Now, barely a year later, the wheels have come off. Kabila has shown himself - depending on your perspective - incapable of, or unwilling to, democratise his vast country.
The result has been that central Africa is once more the continent's most dangerous flash point, with the armies of Congo, Rwanda, Uganda and Angola on the brink of a messy inter-state war.
The international community and, it must be said, South Africa, must take some of the blame for this state of affairs.
They put their faith in Kabila's promises of transformation and turned a blind eye when he failed to meet their expectations. The seeds of future instability were, in fact, sown shortly after he came to power when he imprisoned veteran opposition leader Etienne Tshisekedi.
And more alarm bells rang when he refused the United Nations access to Congo's eastern territories, where his troops were said to have embarked on mass killings.
But, instead of heeding these warning signs and increasing pressure on Kabila to democratise, the South African government appeared to be taken in by Kabila's decision to impose stability at all costs.
In a bizarre move, the Minister of Safety and Security, Sydney Mufamadi, sent Kabila a consignment of old South African riot equipment, which was no longer needed at home since the democratic elections of 1994.
It is now clear that the stability Kabila was seeking was not a platform for a democratic election so much as a precondition for the continuation of Mobutism by other means.
This is clearly the view of his former foreign minister, Bizima Karaha, who spent a great deal of time shuttling between Congo and South Africa on Kabila's behalf.
Karaha is now part of the rebel movement challenging Kabila's authority in the east of the country.
As the prospects of democratisation in Congo have crumbled, so too has South Africa's diplomatic standing in central and southern Africa.
This weekend, at Zimbabwe's Victoria Falls, southern African leaders are at a summit discussing the crisis from which South Africa has been pointedly excluded.

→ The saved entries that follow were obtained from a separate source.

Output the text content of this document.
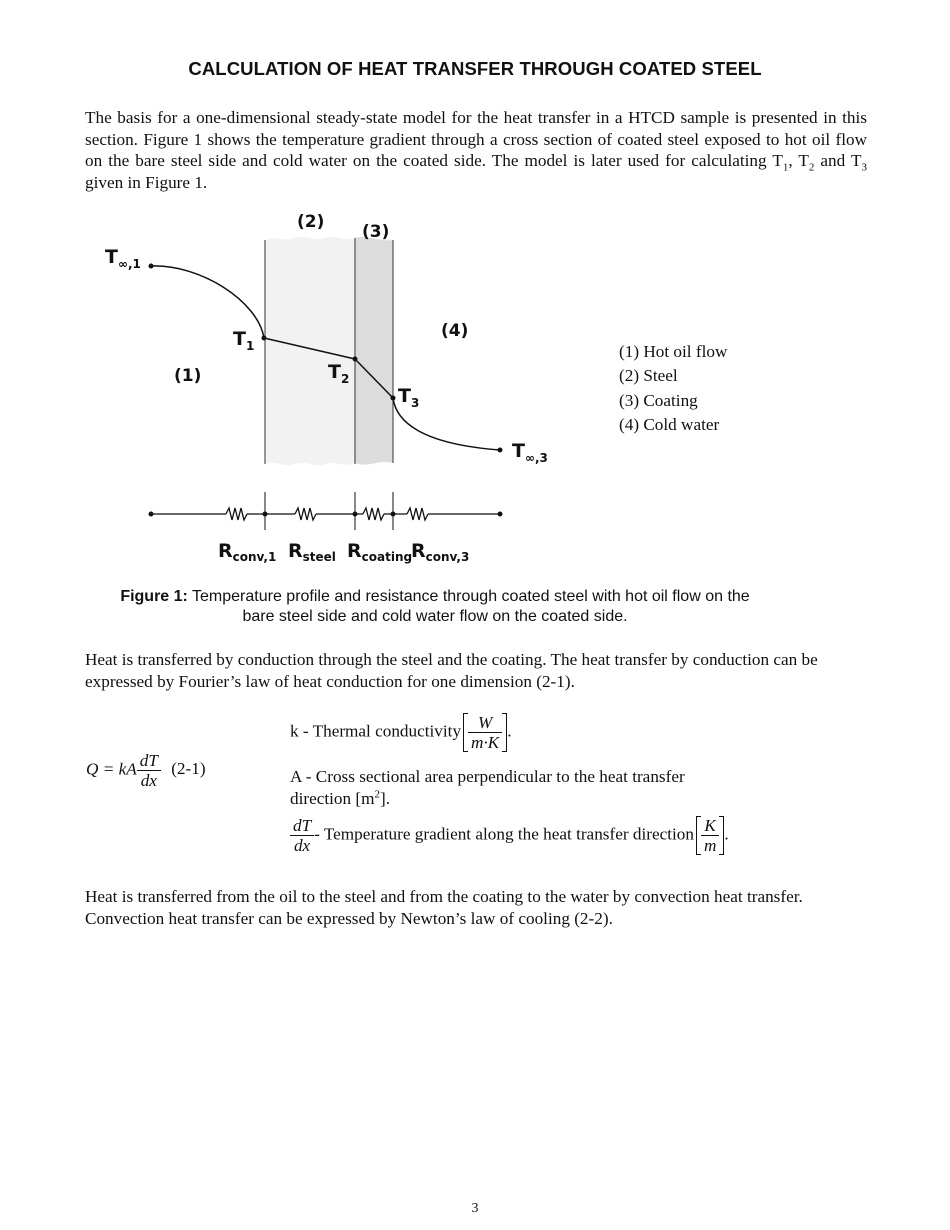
CALCULATION OF HEAT TRANSFER THROUGH COATED STEEL

The basis for a one-dimensional steady-state model for the heat transfer in a HTCD sample is presented in this section. Figure 1 shows the temperature gradient through a cross section of coated steel exposed to hot oil flow on the bare steel side and cold water on the coated side. The model is later used for calculating $T_1$, $T_2$ and $T_3$ given in Figure 1.

(2) (3)
(4)
(1)
$T_{\infty,1}$
$T_1$
$T_2$
$T_3$
$T_{\infty,3}$
$R_{conv,1}$ $R_{steel}$ $R_{coating}$
$R_{conv,3}$
(1) Hot oil flow
(2) Steel
(3) Coating
(4) Cold water
Figure 1: Temperature profile and resistance through coated steel with hot oil flow on the
bare steel side and cold water flow on the coated side.

Heat is transferred by conduction through the steel and the coating. The heat transfer by conduction can be expressed by Fourier’s law of heat conduction for one dimension (2-1).

Q = kA $\frac{dT}{dx} (2-1)$
k - Thermal conductivity $\frac{W}{m\cdot K}$ .
A - Cross sectional area perpendicular to the heat transfer direction $[m^2]$.
$\frac{dT}{dx}$ - Temperature gradient along the heat transfer direction $\frac{K}{m}$ .

Heat is transferred from the oil to the steel and from the coating to the water by convection heat transfer. Convection heat transfer can be expressed by Newton’s law of cooling (2-2).

3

South Africa has responded by launching its own mission, sending Defence Minister Joe Modise and Foreign Affairs Minister Alfred Nzo to Lubumbashi to talk to Kabila.
We are now a long way away from those heady days in early 1997 when President Nelson Mandela personally brokered the coming to power of Kabila aboard the SAS Outeniqua.
In global terms, we are at risk of placing ourselves on the margins of conflict resolution. We have declined the American offer of assistance in an African crisis response force, saying we will work with our neighbours on a regional peacekeeping project.
Nothing concrete has yet come of this initiative - and we now find ourselves without a peacekeeping role and without much leverage in diplomatic initiatives under way to solve the Congo problem.
While South Africa has talked the talk of the African renaissance, it has yet to show it can walk the walk.
South Africa now has the difficult task of rebuilding its diplomatic credibility by leading the world in finding a lasting settlement to the central African conflict.
It must do so by making a rapid transition to democracy in central Africa its primary goal.
Instead of banking on those who promise stability but deliver hardship, we must focus on building the institution democracy needs most to survive - elected government.